OnePlus has launched its latest flagship, the OnePlus 11, in China—more than a month ahead of the global reveal.
Yes, there’s no “Pro” suffix anywhere, but this is undoubtedly the company’s top-dog smartphone, and that much is evident once you dig into the spec sheet.
As expected, the OnePlus 11 comes with the latest Qualcomm Snapdragon 8 Gen 2 chip. Aside from an expected bump in performance over the 8 Gen 1 in the 10 Pro and the 8+ Gen 1 in the 10T, this upgrade also brings about improvements in memory and storage—you now get 12 or 16GB of LPDDR5X RAM (instead of LPDDR5) and 256 or 512GB of UFS 4.0 storage (previously UFS 3.1). A high-performance graphite heat sink is claimed to increase heat dissipation by 95%
Unlike the 10T, the OnePlus 11 loses out on the insane 150W SuperVOOC fast charging; it maxes out at just 100W. This move seems to be in service of fitting a larger battery, which has grown slightly from 4,800 to 5,000mAh. Unfortunately, the 11 also appears to omit the 10 Pro’s wireless charging.
Now we come to the bits that mark the 11 as a true successor to the 10 Pro, starting with the display. It’s a 6.7-inch curved AMOLED panel with a resolution of 3,216×1,440 pixels (525ppi), a peak brightness of 1,300 nits and an adaptive refresh rate of between 1 and 120Hz. It also comes with LTPO 3.0 technology that reportedly reduces battery consumption compared to the previous LTPO 2.0. All this is covered by Gorilla Glass Victus for improved drop protection over the 10T’s Gorilla Glass 5.
The OnePlus 11 also continues the Hasselblad branding last seen on the 10 Pro, affixed to giant circular camera bump that houses a mildly improved triple camera setup. The main camera features a 50MP Sony IMX890 sensor, optical image stabilisation and an f/1.8 aperture lens, while the ultra wide actually drops the resolution to 48MP via its Sony IMX581 sensor, sitting behind an f/2.2 lens.

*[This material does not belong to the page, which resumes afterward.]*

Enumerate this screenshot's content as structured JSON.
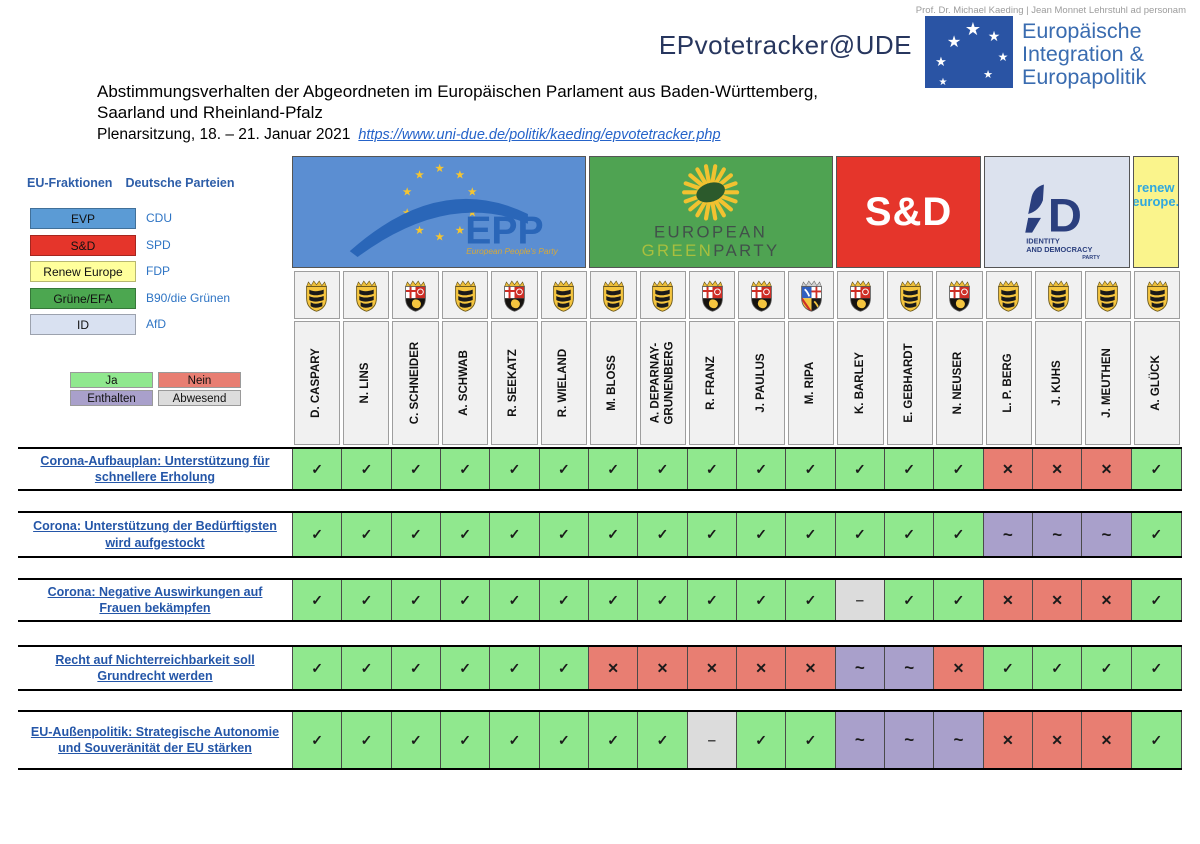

But the biggest change concerns the 2x telephoto shooter, which uses an IMX709 sensor that bumps up the pixel count from a measly 8MP to 32MP, in addition to featuring a larger f/2.0 aperture. OnePlus also says the 11 features “RAW domain lossless computing” for more natural colours and detail, though it remains to be seen if you can actually get RAW files out of the box. Surprisingly, the selfie camera has gone back to a 16MP unit (down from 32MP on the 10 Pro) with an f/2.4 aperture.
For gamers, the OnePlus 11 features a HyperBoost 2.0 engine that promises to improve frame rate stabilisation by 10%. It also incorporates a Super Frame gaming engine that is claimed to not only provide improved resolution but also “HDR quality” and the ability to play over 100 mainstream games at 120fps—all using a “professional rendering chip”. That sounds a lot like the dreaded motion smoothing feature found on many TVs.
Another feature aimed at gamers is a “game cloud computing private network” that essentially functions as a private server, claimed to reduce latency during online gaming. OnePlus is offering a two-year free trial for Chinese users as part of Oppo’s new “smart cloud acceleration” service, but don’t expect it to be made available here anytime soon.
Other features include a “bionic” vibration motor for improved haptics and a returning alert slider, which was omitted (with some controversy) on the 10T. There’s also 5G, WiFi 6 and Bluetooth 5.3 connectivity, along with NFC, an under-display fingerprint sensor and stereo speakers with Dolby Atmos support. As usual, the OnePlus 11 runs on Oppo’s ColorOS 13 in China, but expect global models to feature an OxygenOS 13 skin over Android 13, along with four years of major Android updates and five years of security patches.
As with the 10 Pro, the OnePlus 11 is available in glossy green and a textured black, both with a stainless steel frame. In China, prices start at CNY3,999 (about S$779.71) with 12GB of RAM and 256GB of storage, rising up to CNY4,399 (about S$857.70) with 16GB of RAM and CNY4,899 (about S$955.19) with 512GB of storage.
That’s a significant price drop over the 10 Pro, which launched at between CNY4,699 (about S$916.19) and CNY5,299 (about S$1033.18).